Dona Pierina será para mim um dos símbolos do que foi o ano da pandemia. Eu não a conheci pessoalmente, apenas por fotos e áudios. Essa mulher de 89 anos, que vivia bem e morava sozinha com seus gatos, deu entrada no hospital em maio após um tombo e precisou operar o fêmur. Minha esposa, que é médica, acompanhou sua recuperação.
Pierina foi para casa e, um mês depois, pegou o coronavírus e teve de retornar ao hospital. Em alguns dias, a doença lhe mostrou sua face cruel: ela enfrentou a tempestade inflamatória, uma das complicações mais assustadoras da Covid-19, e não resistiu. Se não fosse esse vírus, ela estaria aí com a gente.
Outro símbolo deste ano tão desafiador é o engenheiro Milton Oshiro, do Instituto de Medicina Física e Reabilitação da USP, que ajudou a idealizar um equipamento de reabilitação para quem foi internado por Covid-19. Ele faleceu em decorrência da infecção e, junto ao seu grupo, vence o Prêmio Abril & Dasa de Inovação Médica de 2020 na categoria Tratamento, como você pode ver por aqui.
Seja do lado dos pacientes, seja do lado dos profissionais, números não são capazes de expressar a dor e o legado das vítimas da pandemia.
Máscaras, quarentena, hospitais de campanha, negação das autoridades, fake news… As marcas da era da Covid-19 já se mostravam mais de 100 anos atrás, na gripe espanhola, como relatam as historiadoras Lilia Schwarcz e Heloisa Starling no livro A Bailarina da Morte (Companhia das Letras), que resgata o Brasil dos tempos dessa outra peste. Parece que não aprendemos todas as lições no século 21.
O coronavírus, entidade microscópica que subjugou um planeta, gerou um fardo de perdas, sequelas e tristezas, ao mesmo tempo que moveu avanços científicos e tecnológicos inimagináveis. Nos alertou que as doenças infecciosas não são uma página do passado. E nos provocou a sermos mais conscientes, solidários, empáticos e ativos — ainda que a atitude aqui tenha sido ficar em casa. A saúde, que já era direito, virou um dever de todos.
Que essa experiência tão drástica nos faça repudiar quem desprezou ou ainda ignora a Covid-19 — no mínimo, em respeito às vítimas e seus familiares — e nos guie numa jornada de autocuidado, não só contra o vírus, e esperança numa ciência apta a criar exames, remédios e vacinas seguros e eficazes.
Com um nó na garganta, quero dedicar este ano de trabalho em VEJA SAÚDE a dona Pierina, ao professor Milton e a tantos brasileiros que lutaram com a Covid-19… E aos profissionais que se esforçam diariamente para proteger cada um de nós.
Nova era no combate à depressão
Num ano tão deprê, os problemas mentais se aproveitaram de nossas fragilidades para se disseminar ainda mais.

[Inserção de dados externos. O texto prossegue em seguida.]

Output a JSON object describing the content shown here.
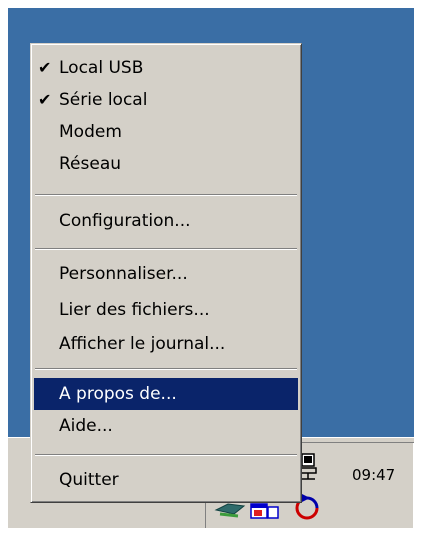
{
  "menu": {
    "items": [
      {
        "label": "Local USB",
        "checked": true
      },
      {
        "label": "Série local",
        "checked": true
      },
      {
        "label": "Modem",
        "checked": false
      },
      {
        "label": "Réseau",
        "checked": false
      },
      {
        "label": "Configuration...",
        "checked": false
      },
      {
        "label": "Personnaliser...",
        "checked": false
      },
      {
        "label": "Lier des fichiers...",
        "checked": false
      },
      {
        "label": "Afficher le journal...",
        "checked": false
      },
      {
        "label": "A propos de...",
        "checked": false,
        "selected": true
      },
      {
        "label": "Aide...",
        "checked": false
      },
      {
        "label": "Quitter",
        "checked": false
      }
    ],
    "check_glyph": "✔"
  },
  "tray": {
    "clock": "09:47",
    "icons": [
      "network-computer-icon",
      "sync-icon",
      "window-icon",
      "refresh-icon"
    ]
  },
  "colors": {
    "desktop": "#3a6ea5",
    "menu_bg": "#d4d0c8",
    "highlight": "#0a246a"
  }
}
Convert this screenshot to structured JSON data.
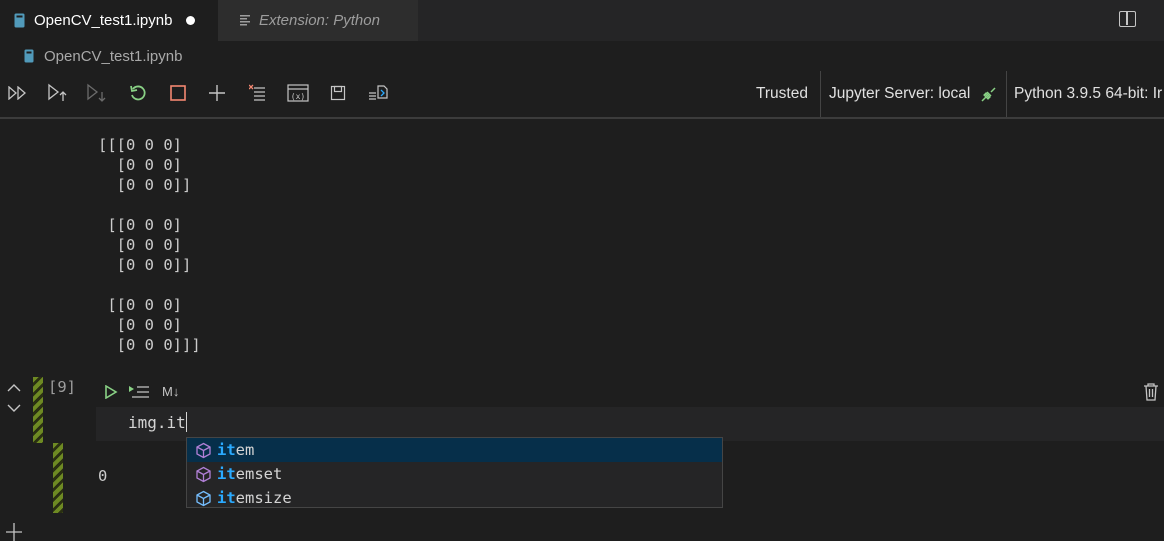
{
  "tabs": [
    {
      "label": "OpenCV_test1.ipynb",
      "modified": true,
      "active": true
    },
    {
      "label": "Extension: Python",
      "active": false
    }
  ],
  "breadcrumb": {
    "file": "OpenCV_test1.ipynb"
  },
  "toolbar": {
    "icons": [
      "run-all-icon",
      "run-above-icon",
      "run-below-icon",
      "restart-kernel-icon",
      "interrupt-kernel-icon",
      "add-cell-icon",
      "clear-outputs-icon",
      "variables-icon",
      "save-icon",
      "export-icon"
    ],
    "trusted_label": "Trusted",
    "server_label": "Jupyter Server: local",
    "kernel_label": "Python 3.9.5 64-bit: Ir"
  },
  "output": {
    "text": "[[[0 0 0]\n  [0 0 0]\n  [0 0 0]]\n\n [[0 0 0]\n  [0 0 0]\n  [0 0 0]]\n\n [[0 0 0]\n  [0 0 0]\n  [0 0 0]]]"
  },
  "cell": {
    "execution_count": "[9]",
    "code": "img.it",
    "language_label": "M↓",
    "output": "0"
  },
  "suggest": {
    "typed_prefix": "it",
    "items": [
      {
        "prefix": "it",
        "rest": "em",
        "selected": true
      },
      {
        "prefix": "it",
        "rest": "emset",
        "selected": false
      },
      {
        "prefix": "it",
        "rest": "emsize",
        "selected": false
      }
    ]
  },
  "colors": {
    "accent": "#2aaaff",
    "run_green": "#89d185",
    "stop_red": "#f48771",
    "cell_bar": "#6e8a23",
    "selection": "#062f4a"
  }
}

Um deles é aquele já apelidado de o mal do século, a depressão. É uma doença séria, que pede atenção de inúmeros setores da sociedade.
Felizmente, um novo olhar, mais amplo, científico e sensível, vem se consolidando em torno do problema, acompanhado da evolução no tratamento. E é isso que você vai ver na reportagem de capa, que ajuda a ressignificar a importância e a maneira de falar sobre o assunto, à luz do que sabem os especialistas.
Esse dossiê, recheado de novidades e reflexões, marca a estreia na redação da repórter Chloé Pinheiro. Colaboradora de longa data destas páginas e do nosso site, a jornalista nos presenteia com sua garra, curiosidade e senso de dever com os leitores.